社会では人で構成されているわけで、その中で自分に閉じこもるのではなくて多くの人に会って、新しいことに触れて、自分を広げ続けることが大切なんだろうと思います。
だから私が思うサードドアを開ける方法とは
・先人から学んでそれを伝える
・学びに貪欲である
・慎重でも小さくても一歩を踏み出す
この3つだと思います。
手に取るにあたって
本を要約紹介するyoutubeなどを見て、本書を手に取りました。
要約紹介する動画って、本を紹介するのが目的じゃなくてスキマ時間に見られるように本一冊を数分に凝縮した上で、視聴者に見てメリットになるような情報を提供してるんですよね。それで視聴者増やして、収益化みたいな。
で、この本を読んだときにそういった動画の紹介と本書の内容にかなりギャップがあると感じました。そもそも本書はサードドアの考え方こそ特徴的ですが、ノウハウ本ではありません。450ページ近くかけて描かれるバナヤンさんの青春ストーリーみたいなもんです。

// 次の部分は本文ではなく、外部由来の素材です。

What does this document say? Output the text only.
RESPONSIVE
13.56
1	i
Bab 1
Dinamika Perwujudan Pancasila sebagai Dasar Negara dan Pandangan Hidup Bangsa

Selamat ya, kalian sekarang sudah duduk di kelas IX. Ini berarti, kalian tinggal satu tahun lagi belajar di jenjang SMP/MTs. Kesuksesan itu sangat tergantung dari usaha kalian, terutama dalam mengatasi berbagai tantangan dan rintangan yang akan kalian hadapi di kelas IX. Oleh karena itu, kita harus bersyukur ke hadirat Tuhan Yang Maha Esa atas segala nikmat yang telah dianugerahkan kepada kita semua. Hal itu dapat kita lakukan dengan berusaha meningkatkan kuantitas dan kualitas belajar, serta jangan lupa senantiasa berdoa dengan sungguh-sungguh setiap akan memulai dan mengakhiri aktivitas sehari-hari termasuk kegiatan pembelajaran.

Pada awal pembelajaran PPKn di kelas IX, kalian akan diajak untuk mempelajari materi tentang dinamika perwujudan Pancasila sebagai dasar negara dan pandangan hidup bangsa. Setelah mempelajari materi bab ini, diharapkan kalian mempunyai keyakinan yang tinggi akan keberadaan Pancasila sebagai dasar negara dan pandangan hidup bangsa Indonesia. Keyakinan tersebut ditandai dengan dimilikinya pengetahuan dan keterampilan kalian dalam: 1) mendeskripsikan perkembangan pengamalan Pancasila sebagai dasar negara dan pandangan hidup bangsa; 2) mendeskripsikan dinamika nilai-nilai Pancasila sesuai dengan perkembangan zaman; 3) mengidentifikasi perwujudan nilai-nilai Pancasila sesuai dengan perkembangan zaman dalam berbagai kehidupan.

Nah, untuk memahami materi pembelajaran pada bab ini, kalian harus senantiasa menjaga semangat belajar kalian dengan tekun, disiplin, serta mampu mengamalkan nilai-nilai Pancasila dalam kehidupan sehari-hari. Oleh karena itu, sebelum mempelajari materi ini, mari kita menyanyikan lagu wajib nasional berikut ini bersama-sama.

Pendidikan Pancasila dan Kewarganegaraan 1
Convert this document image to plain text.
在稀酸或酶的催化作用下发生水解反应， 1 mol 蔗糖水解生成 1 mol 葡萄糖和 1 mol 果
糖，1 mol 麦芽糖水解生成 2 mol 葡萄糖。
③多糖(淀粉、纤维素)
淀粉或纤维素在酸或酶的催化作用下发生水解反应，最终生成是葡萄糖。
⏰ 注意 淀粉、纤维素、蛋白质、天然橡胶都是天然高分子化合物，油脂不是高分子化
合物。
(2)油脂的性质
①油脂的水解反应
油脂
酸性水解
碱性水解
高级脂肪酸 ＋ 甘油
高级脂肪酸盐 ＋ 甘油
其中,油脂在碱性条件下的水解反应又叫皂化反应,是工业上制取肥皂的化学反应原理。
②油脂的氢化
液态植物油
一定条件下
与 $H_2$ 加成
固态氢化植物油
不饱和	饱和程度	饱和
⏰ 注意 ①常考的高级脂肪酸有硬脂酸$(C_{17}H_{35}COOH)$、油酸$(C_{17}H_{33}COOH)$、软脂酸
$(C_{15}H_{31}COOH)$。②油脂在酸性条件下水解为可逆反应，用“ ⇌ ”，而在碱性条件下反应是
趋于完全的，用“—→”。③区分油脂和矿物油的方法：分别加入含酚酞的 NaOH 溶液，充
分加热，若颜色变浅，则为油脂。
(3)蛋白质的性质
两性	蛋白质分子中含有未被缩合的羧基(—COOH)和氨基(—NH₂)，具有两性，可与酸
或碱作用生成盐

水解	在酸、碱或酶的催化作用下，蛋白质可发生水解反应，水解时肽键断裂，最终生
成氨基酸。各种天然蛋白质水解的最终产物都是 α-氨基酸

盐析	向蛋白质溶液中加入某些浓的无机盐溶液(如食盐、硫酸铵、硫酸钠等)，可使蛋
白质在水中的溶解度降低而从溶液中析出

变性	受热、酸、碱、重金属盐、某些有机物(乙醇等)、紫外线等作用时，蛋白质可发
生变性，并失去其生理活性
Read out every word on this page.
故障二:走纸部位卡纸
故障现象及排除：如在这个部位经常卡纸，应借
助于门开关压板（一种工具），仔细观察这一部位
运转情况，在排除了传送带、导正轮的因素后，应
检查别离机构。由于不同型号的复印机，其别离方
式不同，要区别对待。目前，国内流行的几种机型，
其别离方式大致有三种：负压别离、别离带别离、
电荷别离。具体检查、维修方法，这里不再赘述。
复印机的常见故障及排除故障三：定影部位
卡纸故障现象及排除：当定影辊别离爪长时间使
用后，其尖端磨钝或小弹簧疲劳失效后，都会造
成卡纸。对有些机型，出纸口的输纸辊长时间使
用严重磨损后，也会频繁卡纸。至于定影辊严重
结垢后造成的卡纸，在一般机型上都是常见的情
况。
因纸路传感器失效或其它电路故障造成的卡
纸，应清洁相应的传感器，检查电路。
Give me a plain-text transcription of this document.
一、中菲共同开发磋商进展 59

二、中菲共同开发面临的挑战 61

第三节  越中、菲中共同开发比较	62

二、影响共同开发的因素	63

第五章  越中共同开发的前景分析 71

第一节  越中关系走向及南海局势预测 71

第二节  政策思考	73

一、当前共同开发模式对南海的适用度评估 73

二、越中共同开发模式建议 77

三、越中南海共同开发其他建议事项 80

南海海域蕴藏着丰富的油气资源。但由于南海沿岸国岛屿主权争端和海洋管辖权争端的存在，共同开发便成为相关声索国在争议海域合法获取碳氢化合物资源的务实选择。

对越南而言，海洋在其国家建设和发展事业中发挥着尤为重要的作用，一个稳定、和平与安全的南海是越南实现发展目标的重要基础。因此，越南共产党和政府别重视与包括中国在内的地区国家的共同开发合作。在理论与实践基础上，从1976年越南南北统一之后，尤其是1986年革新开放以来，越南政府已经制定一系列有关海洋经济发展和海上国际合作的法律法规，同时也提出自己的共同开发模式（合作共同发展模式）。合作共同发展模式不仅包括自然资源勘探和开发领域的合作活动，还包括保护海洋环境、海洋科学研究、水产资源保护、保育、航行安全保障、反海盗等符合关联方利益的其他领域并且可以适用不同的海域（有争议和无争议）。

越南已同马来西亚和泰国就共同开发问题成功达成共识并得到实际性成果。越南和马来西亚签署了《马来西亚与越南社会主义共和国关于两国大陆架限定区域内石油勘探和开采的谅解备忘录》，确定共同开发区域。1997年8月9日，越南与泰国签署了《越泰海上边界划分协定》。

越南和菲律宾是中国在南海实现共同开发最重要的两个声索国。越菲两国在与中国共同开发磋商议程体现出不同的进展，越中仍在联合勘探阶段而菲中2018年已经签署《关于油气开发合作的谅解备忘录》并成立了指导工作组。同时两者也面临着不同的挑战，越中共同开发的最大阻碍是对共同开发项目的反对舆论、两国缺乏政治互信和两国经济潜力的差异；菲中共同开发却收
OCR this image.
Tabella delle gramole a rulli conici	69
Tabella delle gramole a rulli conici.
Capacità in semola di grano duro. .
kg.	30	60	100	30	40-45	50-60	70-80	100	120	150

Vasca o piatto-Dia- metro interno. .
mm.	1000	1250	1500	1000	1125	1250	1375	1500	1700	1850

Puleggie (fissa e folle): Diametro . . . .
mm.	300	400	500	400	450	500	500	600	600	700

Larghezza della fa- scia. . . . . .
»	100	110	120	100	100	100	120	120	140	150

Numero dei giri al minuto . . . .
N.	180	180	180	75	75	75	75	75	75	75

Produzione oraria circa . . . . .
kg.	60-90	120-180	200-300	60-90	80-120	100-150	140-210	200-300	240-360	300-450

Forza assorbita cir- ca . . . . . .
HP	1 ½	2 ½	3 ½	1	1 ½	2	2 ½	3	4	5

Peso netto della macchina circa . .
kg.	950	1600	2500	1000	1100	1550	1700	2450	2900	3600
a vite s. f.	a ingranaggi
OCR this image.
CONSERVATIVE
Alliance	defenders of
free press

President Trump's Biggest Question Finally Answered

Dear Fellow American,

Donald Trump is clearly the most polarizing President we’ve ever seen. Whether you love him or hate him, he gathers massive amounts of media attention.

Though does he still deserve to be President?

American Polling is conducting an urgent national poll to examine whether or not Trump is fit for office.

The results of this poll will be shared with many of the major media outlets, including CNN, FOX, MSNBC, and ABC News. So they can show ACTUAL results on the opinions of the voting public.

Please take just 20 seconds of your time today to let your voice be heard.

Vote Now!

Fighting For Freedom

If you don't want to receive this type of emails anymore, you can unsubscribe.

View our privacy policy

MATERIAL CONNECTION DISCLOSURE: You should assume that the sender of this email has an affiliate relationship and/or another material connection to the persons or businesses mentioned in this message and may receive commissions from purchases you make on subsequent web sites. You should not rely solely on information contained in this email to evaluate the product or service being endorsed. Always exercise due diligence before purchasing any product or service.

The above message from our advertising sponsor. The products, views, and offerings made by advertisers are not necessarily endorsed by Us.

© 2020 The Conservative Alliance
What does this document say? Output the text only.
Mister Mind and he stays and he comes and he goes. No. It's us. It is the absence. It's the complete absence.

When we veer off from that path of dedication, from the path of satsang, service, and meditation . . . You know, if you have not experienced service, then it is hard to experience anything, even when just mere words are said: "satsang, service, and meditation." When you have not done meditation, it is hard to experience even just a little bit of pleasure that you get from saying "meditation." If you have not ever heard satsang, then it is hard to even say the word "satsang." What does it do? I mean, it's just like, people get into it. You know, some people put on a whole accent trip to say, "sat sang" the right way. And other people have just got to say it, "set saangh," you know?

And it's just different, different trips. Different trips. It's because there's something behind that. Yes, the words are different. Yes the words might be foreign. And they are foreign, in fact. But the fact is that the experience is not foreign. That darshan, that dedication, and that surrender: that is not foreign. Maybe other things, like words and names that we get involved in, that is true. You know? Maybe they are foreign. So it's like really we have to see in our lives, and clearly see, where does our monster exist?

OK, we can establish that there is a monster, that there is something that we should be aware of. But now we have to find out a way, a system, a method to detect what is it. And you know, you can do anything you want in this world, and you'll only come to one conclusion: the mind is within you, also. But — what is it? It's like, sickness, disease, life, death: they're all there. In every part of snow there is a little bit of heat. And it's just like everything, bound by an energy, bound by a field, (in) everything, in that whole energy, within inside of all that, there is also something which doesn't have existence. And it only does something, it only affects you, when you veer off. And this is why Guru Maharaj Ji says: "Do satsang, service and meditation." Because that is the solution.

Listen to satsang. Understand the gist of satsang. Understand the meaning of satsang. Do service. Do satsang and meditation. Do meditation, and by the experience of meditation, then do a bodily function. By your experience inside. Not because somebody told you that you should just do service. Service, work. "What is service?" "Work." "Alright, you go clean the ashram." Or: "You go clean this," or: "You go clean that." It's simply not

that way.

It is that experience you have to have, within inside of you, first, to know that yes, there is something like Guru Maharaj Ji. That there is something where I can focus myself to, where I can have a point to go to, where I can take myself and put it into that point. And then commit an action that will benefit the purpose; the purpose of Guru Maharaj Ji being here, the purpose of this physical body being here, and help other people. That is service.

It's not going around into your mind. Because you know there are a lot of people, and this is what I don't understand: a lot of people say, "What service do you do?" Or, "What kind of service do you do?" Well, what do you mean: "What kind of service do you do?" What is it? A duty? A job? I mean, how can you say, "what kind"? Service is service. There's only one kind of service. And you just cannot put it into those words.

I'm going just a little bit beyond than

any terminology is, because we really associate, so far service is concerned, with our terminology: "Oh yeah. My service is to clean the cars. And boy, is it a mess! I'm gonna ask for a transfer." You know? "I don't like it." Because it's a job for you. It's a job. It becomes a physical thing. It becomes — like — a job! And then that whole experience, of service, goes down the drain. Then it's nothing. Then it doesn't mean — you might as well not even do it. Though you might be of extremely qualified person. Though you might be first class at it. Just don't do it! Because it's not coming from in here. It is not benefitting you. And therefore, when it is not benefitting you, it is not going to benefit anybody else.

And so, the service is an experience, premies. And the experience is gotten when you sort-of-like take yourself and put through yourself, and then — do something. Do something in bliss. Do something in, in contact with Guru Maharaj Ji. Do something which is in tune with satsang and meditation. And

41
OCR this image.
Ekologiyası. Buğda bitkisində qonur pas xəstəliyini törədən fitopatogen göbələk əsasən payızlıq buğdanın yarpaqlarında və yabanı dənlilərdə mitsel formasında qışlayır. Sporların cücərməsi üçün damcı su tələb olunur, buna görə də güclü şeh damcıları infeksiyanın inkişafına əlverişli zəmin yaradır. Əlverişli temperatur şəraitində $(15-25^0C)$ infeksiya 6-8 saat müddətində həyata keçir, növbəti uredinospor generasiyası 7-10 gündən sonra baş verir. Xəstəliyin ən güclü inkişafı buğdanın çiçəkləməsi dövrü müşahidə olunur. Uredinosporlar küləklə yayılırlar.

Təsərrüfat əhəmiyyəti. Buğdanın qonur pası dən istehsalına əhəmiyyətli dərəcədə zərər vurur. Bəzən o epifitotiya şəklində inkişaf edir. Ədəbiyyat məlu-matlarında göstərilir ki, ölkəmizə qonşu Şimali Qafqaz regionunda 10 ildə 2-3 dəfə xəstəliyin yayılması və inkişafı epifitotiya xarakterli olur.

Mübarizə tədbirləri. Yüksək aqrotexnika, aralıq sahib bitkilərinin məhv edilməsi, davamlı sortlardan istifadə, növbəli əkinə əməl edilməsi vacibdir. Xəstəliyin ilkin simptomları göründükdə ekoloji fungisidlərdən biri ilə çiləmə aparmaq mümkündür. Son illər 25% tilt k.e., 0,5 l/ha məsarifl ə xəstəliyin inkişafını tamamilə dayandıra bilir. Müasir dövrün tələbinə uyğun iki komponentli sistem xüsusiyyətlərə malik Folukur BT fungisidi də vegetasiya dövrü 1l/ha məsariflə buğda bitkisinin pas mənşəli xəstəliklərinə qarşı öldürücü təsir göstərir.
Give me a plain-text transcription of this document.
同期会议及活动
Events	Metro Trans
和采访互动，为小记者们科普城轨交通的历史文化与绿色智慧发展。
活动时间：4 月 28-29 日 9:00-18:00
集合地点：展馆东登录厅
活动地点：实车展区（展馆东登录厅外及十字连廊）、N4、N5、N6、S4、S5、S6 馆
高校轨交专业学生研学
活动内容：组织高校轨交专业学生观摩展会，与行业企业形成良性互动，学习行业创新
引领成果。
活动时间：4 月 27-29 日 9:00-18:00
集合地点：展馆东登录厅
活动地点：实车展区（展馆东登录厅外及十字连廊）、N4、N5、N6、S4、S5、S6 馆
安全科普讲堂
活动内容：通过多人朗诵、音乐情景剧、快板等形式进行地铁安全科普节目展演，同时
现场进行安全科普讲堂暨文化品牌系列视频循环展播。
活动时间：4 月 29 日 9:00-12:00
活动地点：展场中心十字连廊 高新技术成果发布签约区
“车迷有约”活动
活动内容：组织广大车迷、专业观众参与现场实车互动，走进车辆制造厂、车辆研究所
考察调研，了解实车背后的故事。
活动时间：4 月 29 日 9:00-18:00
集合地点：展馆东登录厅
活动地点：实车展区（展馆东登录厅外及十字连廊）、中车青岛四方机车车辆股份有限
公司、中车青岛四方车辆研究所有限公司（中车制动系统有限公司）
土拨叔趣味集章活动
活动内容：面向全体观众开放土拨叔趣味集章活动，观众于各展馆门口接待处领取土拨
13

要約紹介する動画では、本書の前半も前半に出てくるサードドアの概念とその例を拾ってきただけ、みたいな内容が多くありました。本書の良さはバナヤンさんがサードドアという答えにたどり着くまでの紆余曲折だと思うのです。答えにたどり着くまで折れないこと、決断すること、時の運など様々な要素がありました。そんな感じで単に一言では伝えきれないけれど生き方を学べる本だと思います。
全文書ききってから思いましたが、誤解を生むのは帯の「成功の抜け道」てメッセージですね。中身読んでないのか、ターゲットウケ重視かなんでしょうか…。